An NZQA review in November 2017 said the school had grown rapidly from 80 students in 2012 to 160 in 2017.
In 2016, 91 per cent of the students were from India, 7 per cent from Fiji, and 1 per cent each from Bangladesh and Samoa. Three-quarters were male.
However 80 per cent of Indian students who applied for visas to study at the school in 2016 were refused entry. Immigration NZ and NZQA wrote to the company in September 2016 expressing concerns and setting out improvement targets.
In August 2017 the House of Montrose Ltd, trading as the NZ Curriculum Design Institute, cancelled NITT's licence to teach its Level 7 business course after finding that NITT "staffing capabilities and levels were below the standard required".
The NZQA review in November 2017 found "weaknesses in assessment records, of assessor decision-making, detection of academic dishonesty and provision of feedback to learners".
"It is recommended that steps be taken to ensure greater accuracy and consistency in marking," the review said.
"Improvements are also needed in relation to establishing the authenticity of work submitted and assessing work where plagiarism, inappropriate copying or inadequate acknowledgement and referencing of source documents is detected."

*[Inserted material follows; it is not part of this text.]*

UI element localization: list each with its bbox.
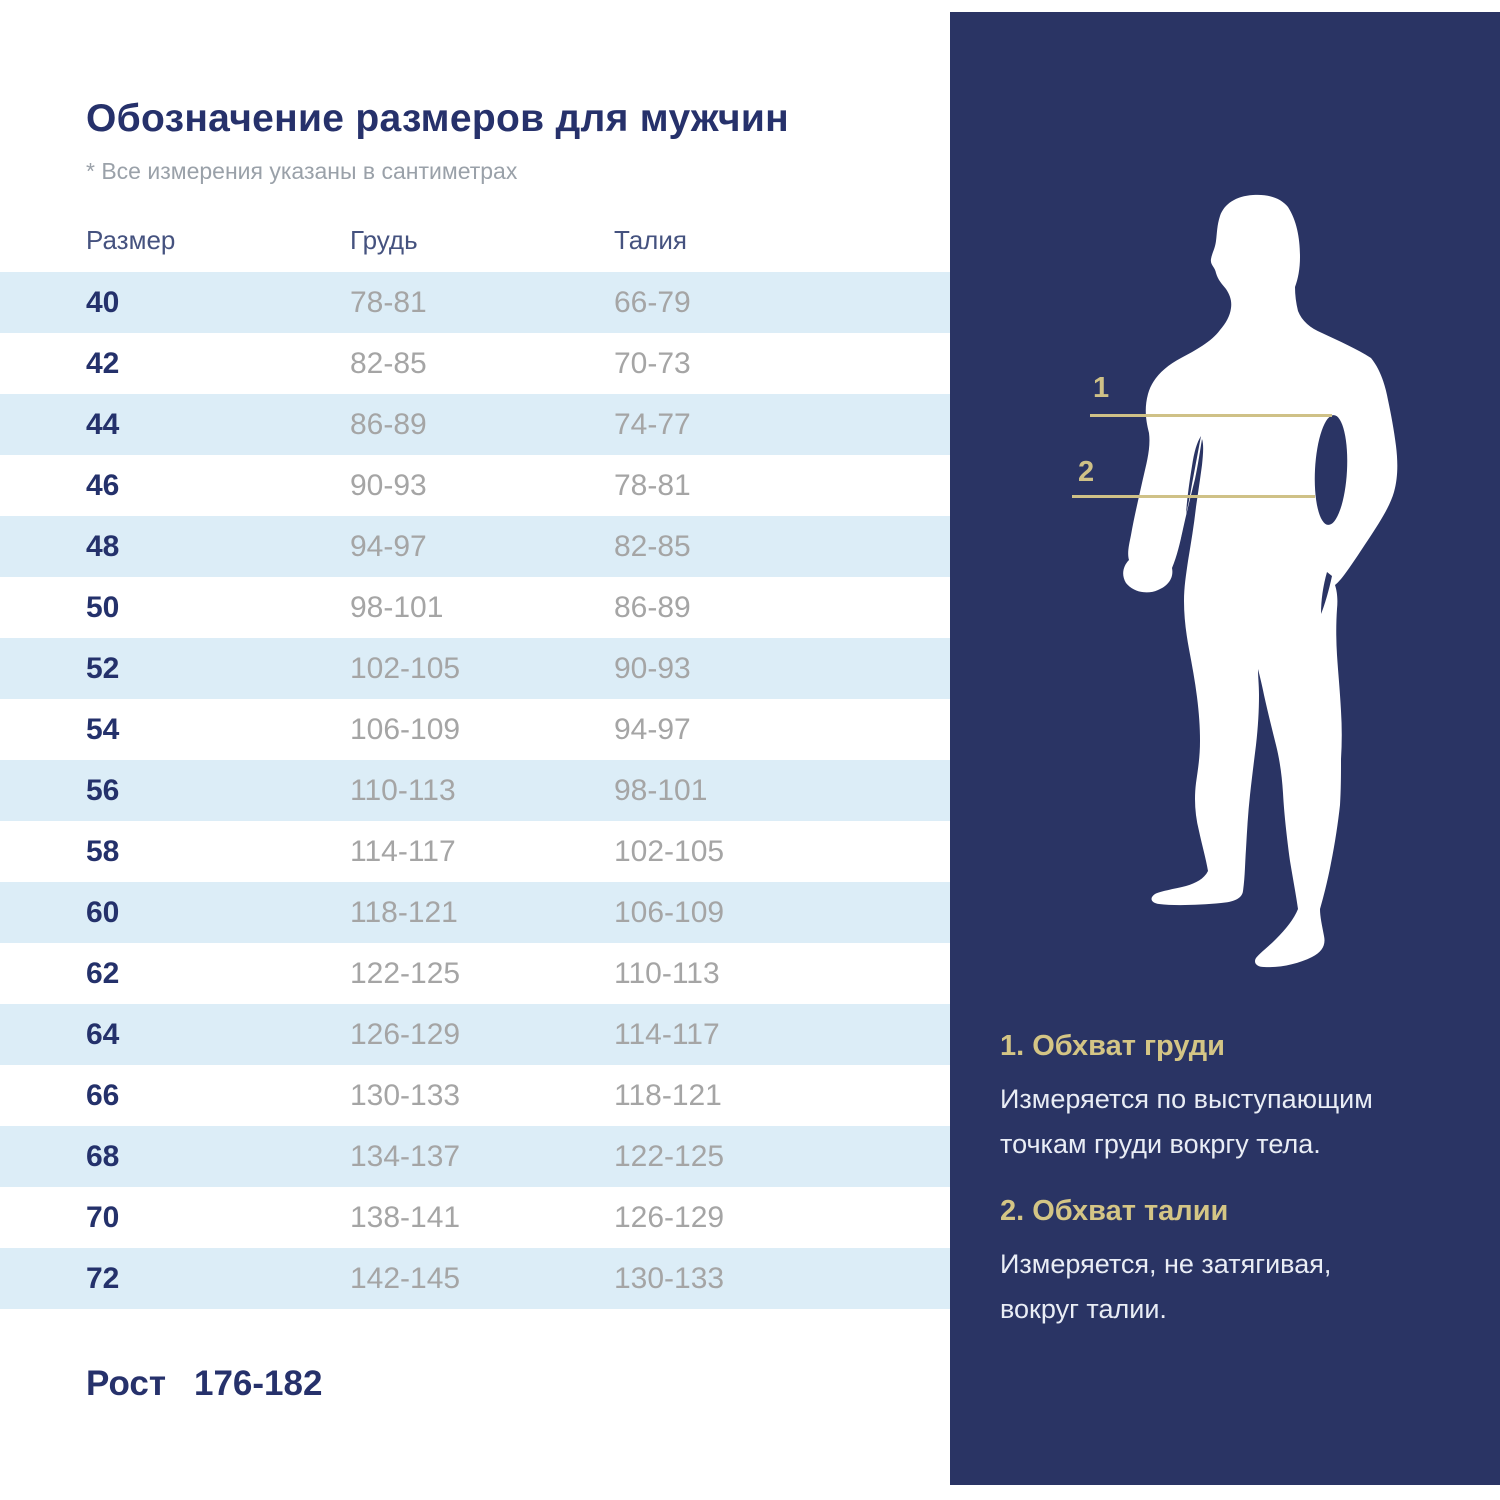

The school then appears to have been caught in a cycle of decline, with falling student numbers forcing staff cuts which made it even more difficult to maintain teaching standards. Staff shrank from eight fulltime and four part-time in November 2017 to seven still listed on the company website, including part-timers.
Kulbir Singh said there were now only five staff, some part-time.
A sign outside the institute's deserted Manukau campus advertises a "clearance sale" of office furniture and computers.
The school is the latest of many, particularly those serving the Indian market, that have been closed by NZQA since Immigration NZ detected widespread visa fraud by Indian education agents in 2015. The last closure was of Regent International last October.
Another nine institutions, including Te Wānanga o Aotearoa, are still operating under conditions imposed by NZQA.